L'épée haute et les yeux fermés, il se précipite : il entre ; sa foi ne l'a point trahi. Dès qu'il les a touchés, les colosses d'airain deviennent immobiles. Le héros est à peine entré que la belle captive vole à sa rencontre. Ses longs cheveux noirs flottent sur ses épaules ; une robe blanche, attachée avec une boucle d'or, cache à peine un sein d'albâtre. Elle eût pu servir de modèle aux Grâces ou aux Muses. Elle prend la main du guerrier, et son front se couvre aussitôt d'une aimable rougeur.
“Quel ange, dit-elle, vous amène vers moi, seigneur ? Quand vous parûtes, j'étais à la fenêtre, et j'implorais l'assistance du ciel ; envoyé par lui, Angéla accepte votre secours ; soyez mille fois le bienvenu. Mais partons sans différer, chaque instant que je passe dans cette prison est un supplice pour moi.
– Mon dessein, dit Huon, n'est pas de m'en aller si vite. Où est le géant ?
– Il est, en ce moment, plongé dans un profond sommeil ; rendons-en grâce au ciel ; car, s'il s'éveillait, nul espoir de le vaincre, tant qu'il possédera l'anneau enchanté ; mais on peut à présent, il est vrai, le lui ravir sans danger.

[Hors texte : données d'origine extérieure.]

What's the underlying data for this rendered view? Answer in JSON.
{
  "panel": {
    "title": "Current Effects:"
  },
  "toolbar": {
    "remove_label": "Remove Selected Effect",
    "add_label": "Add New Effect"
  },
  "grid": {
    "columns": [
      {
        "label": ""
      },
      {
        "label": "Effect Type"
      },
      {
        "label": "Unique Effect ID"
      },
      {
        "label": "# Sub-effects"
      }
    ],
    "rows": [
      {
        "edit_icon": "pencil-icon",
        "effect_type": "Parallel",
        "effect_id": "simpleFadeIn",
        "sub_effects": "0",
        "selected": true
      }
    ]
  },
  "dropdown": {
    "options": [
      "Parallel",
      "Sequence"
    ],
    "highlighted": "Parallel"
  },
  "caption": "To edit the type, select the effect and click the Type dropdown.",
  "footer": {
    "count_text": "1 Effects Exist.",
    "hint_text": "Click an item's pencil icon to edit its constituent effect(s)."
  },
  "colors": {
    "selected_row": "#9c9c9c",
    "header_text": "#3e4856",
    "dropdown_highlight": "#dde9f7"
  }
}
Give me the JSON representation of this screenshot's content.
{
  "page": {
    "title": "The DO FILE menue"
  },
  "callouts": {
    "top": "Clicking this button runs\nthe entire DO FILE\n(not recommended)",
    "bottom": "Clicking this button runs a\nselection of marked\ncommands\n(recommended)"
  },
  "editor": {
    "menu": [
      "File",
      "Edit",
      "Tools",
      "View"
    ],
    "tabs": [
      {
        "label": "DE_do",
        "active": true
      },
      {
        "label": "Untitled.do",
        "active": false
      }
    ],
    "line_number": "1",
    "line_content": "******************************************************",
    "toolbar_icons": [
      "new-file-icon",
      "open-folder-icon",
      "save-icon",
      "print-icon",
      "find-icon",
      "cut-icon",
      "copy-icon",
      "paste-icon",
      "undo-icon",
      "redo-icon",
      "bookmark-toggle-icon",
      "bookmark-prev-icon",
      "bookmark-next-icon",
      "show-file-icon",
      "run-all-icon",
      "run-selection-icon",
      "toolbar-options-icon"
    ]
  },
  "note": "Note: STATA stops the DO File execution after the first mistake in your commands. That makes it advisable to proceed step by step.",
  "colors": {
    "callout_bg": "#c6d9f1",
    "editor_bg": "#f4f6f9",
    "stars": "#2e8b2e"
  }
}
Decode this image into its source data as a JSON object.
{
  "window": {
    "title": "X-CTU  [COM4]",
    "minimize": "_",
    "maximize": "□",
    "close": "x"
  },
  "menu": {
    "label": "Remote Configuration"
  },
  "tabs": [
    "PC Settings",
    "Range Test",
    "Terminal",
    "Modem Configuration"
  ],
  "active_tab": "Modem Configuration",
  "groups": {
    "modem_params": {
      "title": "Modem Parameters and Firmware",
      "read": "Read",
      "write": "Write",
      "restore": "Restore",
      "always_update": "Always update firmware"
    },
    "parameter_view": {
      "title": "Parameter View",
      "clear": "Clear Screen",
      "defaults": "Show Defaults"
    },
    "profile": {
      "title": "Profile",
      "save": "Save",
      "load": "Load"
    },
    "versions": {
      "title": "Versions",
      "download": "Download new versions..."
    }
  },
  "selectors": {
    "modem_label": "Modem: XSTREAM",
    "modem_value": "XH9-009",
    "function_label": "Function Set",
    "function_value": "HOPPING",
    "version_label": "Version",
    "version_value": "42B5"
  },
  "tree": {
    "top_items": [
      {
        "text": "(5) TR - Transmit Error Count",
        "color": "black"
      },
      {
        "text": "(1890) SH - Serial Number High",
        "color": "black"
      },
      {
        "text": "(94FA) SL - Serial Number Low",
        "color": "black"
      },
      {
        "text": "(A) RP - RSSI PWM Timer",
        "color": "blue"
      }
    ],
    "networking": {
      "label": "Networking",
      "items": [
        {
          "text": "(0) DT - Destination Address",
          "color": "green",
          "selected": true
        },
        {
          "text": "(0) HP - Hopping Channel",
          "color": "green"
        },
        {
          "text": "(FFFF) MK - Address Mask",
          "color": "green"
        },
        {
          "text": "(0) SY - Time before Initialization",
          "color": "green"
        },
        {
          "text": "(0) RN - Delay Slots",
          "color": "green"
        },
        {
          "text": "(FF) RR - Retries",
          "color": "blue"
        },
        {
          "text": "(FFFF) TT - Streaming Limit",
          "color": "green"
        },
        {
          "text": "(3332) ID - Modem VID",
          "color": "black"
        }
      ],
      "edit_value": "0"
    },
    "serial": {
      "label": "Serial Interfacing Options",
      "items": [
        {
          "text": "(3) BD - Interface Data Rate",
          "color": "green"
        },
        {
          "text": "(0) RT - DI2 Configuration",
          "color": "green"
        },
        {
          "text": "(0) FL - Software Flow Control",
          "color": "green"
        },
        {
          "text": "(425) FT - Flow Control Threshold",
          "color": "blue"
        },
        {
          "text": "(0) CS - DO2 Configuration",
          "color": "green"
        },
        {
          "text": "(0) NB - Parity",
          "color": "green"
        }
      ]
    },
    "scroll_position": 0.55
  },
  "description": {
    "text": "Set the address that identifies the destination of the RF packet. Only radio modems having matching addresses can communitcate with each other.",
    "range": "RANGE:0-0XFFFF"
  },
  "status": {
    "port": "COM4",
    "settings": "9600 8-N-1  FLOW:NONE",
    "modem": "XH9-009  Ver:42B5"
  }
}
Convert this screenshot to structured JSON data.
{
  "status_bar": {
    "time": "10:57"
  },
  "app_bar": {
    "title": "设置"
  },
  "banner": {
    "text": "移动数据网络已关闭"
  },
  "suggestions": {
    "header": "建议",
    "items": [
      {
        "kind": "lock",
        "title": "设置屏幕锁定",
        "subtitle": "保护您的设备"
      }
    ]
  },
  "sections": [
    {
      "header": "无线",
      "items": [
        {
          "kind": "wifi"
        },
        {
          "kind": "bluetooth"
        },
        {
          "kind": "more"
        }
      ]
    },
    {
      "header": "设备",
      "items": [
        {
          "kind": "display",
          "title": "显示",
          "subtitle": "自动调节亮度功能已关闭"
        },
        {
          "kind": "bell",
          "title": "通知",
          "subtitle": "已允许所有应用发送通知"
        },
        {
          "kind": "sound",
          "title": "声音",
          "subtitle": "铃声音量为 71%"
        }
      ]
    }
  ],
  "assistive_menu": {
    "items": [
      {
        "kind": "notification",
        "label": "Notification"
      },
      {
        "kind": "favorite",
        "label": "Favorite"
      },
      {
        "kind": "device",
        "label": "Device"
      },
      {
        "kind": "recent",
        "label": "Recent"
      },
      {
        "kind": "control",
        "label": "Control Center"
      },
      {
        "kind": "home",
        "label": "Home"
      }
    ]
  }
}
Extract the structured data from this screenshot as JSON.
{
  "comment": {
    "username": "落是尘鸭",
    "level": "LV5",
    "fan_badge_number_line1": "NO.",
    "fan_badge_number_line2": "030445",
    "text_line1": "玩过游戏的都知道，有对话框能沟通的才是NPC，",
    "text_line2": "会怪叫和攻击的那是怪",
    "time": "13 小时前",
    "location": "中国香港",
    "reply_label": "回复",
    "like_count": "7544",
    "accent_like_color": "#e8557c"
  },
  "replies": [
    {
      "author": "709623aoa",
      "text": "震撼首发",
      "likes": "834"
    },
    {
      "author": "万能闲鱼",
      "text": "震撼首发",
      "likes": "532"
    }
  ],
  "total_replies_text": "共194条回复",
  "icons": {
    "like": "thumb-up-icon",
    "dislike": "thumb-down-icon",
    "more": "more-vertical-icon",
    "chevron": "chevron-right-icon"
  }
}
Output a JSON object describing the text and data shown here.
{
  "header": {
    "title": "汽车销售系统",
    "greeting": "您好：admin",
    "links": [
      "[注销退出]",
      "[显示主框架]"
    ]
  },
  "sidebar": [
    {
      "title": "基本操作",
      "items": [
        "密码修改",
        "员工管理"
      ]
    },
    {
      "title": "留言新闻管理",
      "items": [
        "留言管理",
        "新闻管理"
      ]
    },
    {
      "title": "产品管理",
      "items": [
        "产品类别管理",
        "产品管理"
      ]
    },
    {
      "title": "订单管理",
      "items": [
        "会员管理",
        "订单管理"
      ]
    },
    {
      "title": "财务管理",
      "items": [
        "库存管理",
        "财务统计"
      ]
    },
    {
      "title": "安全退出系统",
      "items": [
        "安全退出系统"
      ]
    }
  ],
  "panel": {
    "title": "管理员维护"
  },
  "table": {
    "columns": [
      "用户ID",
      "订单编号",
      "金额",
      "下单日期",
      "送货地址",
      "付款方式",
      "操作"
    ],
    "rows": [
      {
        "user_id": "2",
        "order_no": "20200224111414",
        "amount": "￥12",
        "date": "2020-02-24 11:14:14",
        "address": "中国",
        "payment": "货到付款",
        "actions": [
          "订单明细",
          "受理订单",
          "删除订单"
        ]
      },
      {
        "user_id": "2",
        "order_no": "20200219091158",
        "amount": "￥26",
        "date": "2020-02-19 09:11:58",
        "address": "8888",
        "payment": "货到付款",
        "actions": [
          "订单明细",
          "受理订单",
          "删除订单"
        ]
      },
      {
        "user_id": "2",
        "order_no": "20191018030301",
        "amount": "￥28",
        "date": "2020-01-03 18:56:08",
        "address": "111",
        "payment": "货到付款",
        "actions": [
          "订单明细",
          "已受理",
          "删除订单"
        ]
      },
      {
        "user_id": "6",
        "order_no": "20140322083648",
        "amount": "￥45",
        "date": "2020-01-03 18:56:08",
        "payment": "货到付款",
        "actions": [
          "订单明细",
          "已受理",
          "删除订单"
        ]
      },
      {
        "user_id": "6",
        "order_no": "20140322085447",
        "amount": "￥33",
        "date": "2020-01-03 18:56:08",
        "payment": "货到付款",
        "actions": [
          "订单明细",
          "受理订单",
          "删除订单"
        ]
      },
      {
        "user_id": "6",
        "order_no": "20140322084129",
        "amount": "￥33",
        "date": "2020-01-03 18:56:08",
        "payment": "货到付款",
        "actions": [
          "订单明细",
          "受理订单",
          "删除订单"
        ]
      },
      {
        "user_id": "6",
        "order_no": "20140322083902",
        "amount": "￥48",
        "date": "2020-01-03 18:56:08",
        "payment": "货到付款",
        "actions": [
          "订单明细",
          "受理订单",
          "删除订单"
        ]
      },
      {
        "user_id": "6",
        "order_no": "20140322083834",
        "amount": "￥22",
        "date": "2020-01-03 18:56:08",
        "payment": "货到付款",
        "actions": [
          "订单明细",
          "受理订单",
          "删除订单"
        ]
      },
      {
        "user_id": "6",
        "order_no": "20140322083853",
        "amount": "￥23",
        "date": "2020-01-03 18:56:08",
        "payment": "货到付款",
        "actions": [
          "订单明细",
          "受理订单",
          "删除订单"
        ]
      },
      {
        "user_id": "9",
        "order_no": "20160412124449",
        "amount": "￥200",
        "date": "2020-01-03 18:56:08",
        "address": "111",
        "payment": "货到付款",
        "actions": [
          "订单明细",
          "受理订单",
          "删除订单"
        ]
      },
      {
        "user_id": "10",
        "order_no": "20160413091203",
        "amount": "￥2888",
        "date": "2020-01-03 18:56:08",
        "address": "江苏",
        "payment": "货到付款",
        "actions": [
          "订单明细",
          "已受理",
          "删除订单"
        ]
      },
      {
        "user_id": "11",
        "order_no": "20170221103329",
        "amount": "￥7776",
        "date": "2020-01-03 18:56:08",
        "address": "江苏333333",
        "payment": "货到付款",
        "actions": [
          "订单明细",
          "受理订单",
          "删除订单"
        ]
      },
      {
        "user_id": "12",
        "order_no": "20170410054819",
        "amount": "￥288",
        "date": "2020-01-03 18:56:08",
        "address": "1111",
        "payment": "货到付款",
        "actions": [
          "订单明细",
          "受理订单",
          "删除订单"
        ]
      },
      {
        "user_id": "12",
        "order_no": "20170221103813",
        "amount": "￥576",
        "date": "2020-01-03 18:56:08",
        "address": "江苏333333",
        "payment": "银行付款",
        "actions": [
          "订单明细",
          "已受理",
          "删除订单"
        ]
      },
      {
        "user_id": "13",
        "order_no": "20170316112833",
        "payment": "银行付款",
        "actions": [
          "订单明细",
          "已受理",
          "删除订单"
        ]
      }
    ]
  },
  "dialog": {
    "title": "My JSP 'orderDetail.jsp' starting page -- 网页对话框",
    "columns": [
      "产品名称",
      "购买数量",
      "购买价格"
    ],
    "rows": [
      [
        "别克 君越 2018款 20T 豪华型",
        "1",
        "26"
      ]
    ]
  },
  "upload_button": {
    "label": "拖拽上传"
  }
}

– Par quel moyen ? demande le guerrier.
– Le sommeil qui le surprend et l'accable trois ou quatre fois le jour, répond Angéla, n'est pas un sommeil naturel ; il doit durer encore deux heures, et je vais, en peu de mots, vous en dire la cause. Mon père se nomme Balazin de Phrygie ; il est seigneur de Jéricho, dans la Palestine. Depuis quatre ans, je suis aimée d'Alexis, le plus beau des princes du Liban. Il se plaignit longtemps de ce qu'il appelait mon indifférence. Ah ! croyez-moi : mon cœur était loin de se douter qu'il pût mériter ce reproche ; il ne me parlait que trop en sa faveur ; car, sitôt que cet amour commença, je fis vœu de n'être point à d'autre qu'au prince, si pendant trois ans il restait fidèle et soumis à mes volontés. De jour en jour il me devenait plus cher ; mais je n'avais garde de le lui dire. Le temps de l'épreuve fut long ; il passa cependant ; on nous unit. Déjà nous étions seuls dans la chambre nuptiale ; soudain, les portes s'ouvrent avec un fracas épouvantable, le géant s'élance sur moi, me saisit, disparaît, et, depuis plus de six mois, je languis prisonnière dans cette affreuse tour. Vous verrez le géant, seigneur, et vous jugerez s'il m'a été facile de lui résister. Que vous dirai-je ? Être souvent attaquée et toujours vaincre n'est pas chose aisée. Une nuit, j'en frissonne encore, la lune éclairait l'univers ; poursuivie plus vivement que jamais, je tombai à genoux, et, levant vers le ciel mes bras déchirés, j'implorai l'assistance de la mère du Dieu vivant ; elle exauça ma prière. Frappé comme par la foudre, mon persécuteur tombe à la renverse, et gît sur la terre, durant six heures, dans l'impuissance de me nuire. Depuis ce temps, toutes les fois qu'il renouvelle ses attaques, le prodige se renouvelle aussi, sa fureur s'apaise, et son anneau magique est sans vertu. Ce jour même, le miracle s'est manifesté ; et quand les six heures seront écoulées, il reprendra une nouvelle vie et toute sa vigueur, tant est grande la puissance de l'anneau. Protégé par lui, rien dans l'univers ne peut porter atteinte à ses jours. Si vous en doutez, vous pouvez vous en convaincre vous-même.”
Il en fut du chevalier comme de vous.